In act one when he talks to Abigail, his niece, he tells her she should know he has enemies. He says,

"There is a faction that is sworn to drive me from my pulpit."

Later in the act he gets in a heated argument with Proctor and Giles over money (not surprisingly, he thinks he should get more) and he finally blurts:

"There is a party in this church. l am not blind; there is a faction and a party."

These interactions clearly demonstrate that Parris is both rather paranoid and ready to place blame on anything other than himself.

In act three, Proctor has come before the court to tell the truth--something Parris cannot bear to have told.
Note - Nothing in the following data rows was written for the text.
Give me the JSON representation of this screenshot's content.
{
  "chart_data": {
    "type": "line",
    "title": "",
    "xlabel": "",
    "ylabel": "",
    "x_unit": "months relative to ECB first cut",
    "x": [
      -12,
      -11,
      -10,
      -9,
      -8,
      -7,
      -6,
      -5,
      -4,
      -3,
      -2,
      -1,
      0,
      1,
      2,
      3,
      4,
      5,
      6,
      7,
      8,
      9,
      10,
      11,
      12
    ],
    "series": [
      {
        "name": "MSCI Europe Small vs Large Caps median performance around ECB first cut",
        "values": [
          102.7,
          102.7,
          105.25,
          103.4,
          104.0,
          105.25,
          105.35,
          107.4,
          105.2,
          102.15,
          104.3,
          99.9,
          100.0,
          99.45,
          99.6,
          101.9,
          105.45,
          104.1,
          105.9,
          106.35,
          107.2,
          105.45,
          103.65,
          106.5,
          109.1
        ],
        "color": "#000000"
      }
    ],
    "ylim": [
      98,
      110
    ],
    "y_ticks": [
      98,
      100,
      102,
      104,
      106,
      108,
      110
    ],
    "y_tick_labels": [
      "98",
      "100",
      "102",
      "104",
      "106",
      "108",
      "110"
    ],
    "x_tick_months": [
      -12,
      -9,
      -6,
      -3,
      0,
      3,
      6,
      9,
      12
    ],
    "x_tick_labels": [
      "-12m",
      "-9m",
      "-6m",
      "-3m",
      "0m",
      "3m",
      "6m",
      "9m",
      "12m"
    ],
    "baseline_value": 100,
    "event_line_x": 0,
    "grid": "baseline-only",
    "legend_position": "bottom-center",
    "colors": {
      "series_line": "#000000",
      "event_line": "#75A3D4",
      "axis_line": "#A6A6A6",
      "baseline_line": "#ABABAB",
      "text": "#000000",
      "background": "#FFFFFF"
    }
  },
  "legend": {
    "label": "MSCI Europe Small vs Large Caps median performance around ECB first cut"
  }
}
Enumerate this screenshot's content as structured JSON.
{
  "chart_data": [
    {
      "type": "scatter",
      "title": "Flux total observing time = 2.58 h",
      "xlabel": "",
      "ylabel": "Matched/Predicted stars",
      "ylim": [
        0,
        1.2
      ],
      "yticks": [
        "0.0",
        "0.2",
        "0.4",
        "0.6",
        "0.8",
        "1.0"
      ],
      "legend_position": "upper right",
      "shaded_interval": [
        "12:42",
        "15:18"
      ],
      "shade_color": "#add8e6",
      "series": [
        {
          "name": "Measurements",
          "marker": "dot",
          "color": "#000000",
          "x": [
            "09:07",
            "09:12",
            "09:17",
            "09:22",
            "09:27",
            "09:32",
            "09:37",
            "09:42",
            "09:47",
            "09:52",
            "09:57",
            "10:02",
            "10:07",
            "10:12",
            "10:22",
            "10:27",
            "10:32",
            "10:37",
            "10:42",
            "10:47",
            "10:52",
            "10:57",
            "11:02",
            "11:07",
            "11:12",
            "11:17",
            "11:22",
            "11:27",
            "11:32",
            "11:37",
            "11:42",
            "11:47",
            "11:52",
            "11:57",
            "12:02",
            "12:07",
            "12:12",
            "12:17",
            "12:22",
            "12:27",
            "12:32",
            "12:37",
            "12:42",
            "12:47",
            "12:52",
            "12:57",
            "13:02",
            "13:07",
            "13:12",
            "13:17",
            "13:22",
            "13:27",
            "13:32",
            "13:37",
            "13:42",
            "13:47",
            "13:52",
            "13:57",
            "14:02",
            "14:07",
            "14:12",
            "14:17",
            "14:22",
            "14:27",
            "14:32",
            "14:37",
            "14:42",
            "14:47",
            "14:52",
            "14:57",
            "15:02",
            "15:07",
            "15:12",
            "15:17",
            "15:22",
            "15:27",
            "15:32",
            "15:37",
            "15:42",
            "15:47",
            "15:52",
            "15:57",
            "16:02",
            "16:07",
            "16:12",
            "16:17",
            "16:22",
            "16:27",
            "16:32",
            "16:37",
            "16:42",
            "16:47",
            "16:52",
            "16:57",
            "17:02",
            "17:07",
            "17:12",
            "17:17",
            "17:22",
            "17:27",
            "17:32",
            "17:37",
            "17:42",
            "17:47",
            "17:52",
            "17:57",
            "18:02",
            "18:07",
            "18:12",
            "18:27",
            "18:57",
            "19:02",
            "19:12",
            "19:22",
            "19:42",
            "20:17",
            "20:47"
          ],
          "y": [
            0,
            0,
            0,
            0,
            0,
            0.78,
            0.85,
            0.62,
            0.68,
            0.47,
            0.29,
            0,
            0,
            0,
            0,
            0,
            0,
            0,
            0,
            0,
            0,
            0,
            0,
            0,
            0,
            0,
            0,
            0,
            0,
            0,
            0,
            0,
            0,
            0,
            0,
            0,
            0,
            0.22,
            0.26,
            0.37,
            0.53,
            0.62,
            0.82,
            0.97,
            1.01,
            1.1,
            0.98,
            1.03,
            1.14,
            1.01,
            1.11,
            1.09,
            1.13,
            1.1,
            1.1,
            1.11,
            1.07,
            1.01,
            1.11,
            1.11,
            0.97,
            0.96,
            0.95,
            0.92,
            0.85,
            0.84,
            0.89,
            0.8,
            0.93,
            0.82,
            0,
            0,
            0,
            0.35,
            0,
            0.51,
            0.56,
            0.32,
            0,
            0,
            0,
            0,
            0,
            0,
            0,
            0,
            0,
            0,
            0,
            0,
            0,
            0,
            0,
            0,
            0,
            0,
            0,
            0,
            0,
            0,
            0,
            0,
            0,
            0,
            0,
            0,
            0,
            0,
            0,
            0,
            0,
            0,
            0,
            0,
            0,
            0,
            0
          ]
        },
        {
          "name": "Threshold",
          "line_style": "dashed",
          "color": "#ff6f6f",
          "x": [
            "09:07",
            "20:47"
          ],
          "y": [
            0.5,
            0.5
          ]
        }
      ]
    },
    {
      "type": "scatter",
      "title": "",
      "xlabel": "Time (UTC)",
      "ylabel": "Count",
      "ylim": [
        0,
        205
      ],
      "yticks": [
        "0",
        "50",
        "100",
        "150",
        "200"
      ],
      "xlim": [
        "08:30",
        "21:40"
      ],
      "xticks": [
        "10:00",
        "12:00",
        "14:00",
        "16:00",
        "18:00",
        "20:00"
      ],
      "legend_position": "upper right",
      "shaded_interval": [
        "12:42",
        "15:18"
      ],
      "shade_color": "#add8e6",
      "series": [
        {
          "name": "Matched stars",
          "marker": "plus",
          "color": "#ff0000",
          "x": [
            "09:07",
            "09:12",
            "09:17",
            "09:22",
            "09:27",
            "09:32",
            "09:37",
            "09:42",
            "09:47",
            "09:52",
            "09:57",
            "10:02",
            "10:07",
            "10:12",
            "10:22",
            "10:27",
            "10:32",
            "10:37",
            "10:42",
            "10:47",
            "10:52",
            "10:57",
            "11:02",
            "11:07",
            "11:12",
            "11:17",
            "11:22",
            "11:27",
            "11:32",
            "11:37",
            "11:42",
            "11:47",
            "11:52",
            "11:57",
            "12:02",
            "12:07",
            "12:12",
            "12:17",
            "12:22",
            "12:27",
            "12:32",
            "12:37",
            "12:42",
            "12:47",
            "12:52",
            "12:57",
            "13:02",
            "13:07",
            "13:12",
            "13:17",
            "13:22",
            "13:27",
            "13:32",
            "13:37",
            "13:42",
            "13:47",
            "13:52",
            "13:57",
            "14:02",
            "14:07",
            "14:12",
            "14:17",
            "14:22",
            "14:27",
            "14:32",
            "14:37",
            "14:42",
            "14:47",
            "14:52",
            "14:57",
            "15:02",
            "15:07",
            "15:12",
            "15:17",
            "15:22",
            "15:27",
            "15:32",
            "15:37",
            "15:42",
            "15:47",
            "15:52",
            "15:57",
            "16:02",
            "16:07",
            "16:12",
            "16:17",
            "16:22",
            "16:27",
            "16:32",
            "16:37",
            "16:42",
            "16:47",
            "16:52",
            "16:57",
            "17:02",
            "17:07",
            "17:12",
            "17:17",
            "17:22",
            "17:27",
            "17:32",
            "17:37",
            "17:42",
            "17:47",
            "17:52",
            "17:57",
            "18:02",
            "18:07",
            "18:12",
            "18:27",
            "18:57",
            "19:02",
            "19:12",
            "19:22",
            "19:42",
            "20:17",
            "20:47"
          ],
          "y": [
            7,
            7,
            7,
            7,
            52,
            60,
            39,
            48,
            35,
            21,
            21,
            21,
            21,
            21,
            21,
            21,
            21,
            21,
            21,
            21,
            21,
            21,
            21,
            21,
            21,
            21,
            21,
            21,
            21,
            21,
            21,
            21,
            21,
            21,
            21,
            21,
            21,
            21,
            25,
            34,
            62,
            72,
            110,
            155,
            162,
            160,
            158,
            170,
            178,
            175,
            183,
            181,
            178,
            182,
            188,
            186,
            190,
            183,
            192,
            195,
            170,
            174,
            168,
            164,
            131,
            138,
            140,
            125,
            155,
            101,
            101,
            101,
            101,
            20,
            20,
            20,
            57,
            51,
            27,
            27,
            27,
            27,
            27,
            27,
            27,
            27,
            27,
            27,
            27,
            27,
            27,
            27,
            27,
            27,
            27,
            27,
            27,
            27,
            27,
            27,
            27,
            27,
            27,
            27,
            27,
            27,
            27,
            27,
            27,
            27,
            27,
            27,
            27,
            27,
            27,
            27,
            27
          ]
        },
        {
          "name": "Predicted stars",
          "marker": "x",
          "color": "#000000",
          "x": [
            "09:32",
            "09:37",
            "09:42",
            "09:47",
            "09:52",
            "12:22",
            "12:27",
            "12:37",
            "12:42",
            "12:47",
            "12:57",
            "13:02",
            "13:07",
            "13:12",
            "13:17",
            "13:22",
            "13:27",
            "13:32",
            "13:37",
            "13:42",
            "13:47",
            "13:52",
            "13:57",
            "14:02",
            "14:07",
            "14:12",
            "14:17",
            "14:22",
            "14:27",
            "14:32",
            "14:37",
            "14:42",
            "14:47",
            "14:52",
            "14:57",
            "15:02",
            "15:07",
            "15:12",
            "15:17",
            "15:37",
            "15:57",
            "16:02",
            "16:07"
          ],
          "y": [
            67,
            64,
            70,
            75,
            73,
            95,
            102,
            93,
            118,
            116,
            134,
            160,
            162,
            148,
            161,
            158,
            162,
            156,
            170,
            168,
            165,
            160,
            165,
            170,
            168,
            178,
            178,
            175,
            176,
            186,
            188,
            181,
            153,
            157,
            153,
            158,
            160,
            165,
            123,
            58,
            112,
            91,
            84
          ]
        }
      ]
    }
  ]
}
While Parris is not an official part of the court proceedings, he is clearly intricately involved with them. Until now, the judges have had no reason to suspect Parris of hiding anything or the girls of lying. Proctor, Giles Corey, and Francis Nurse have now come to the court to expose the truth about the girls and Parris is desperate not to have that truth be told. 

Proctor simply tells the truth: Abigail told him that the girls were playing in the forest, Parris caught them, and now they are just playacting about witchcraft in order to avoid punishment. This is a truth Parris knows will be damaging to him.

What Parris does, then, is try to deflect the judges' attention away from what Proctor is saying by alleging that Proctor is only here because he hates Parris and is trying to damage his reputation ("blacken his name"). He even goes so far as to say that Proctor has been trying to ruin his reputation ever since he arrived in Salem. While that was undoubtedly not Proctor's purpose, it is true that he has not been happy with the worldly and selfish preacher.

When that deflection does not work, he accuses Parris of just trying to stir up trouble.

"He’s come to overthrow this court, Your Honor!"

In short, Parris is a despicable coward who is willing to allow innocent people to be killed in order to save his own reputation. This statement is just one more attempt to deflect blame from his own role in these proceedings.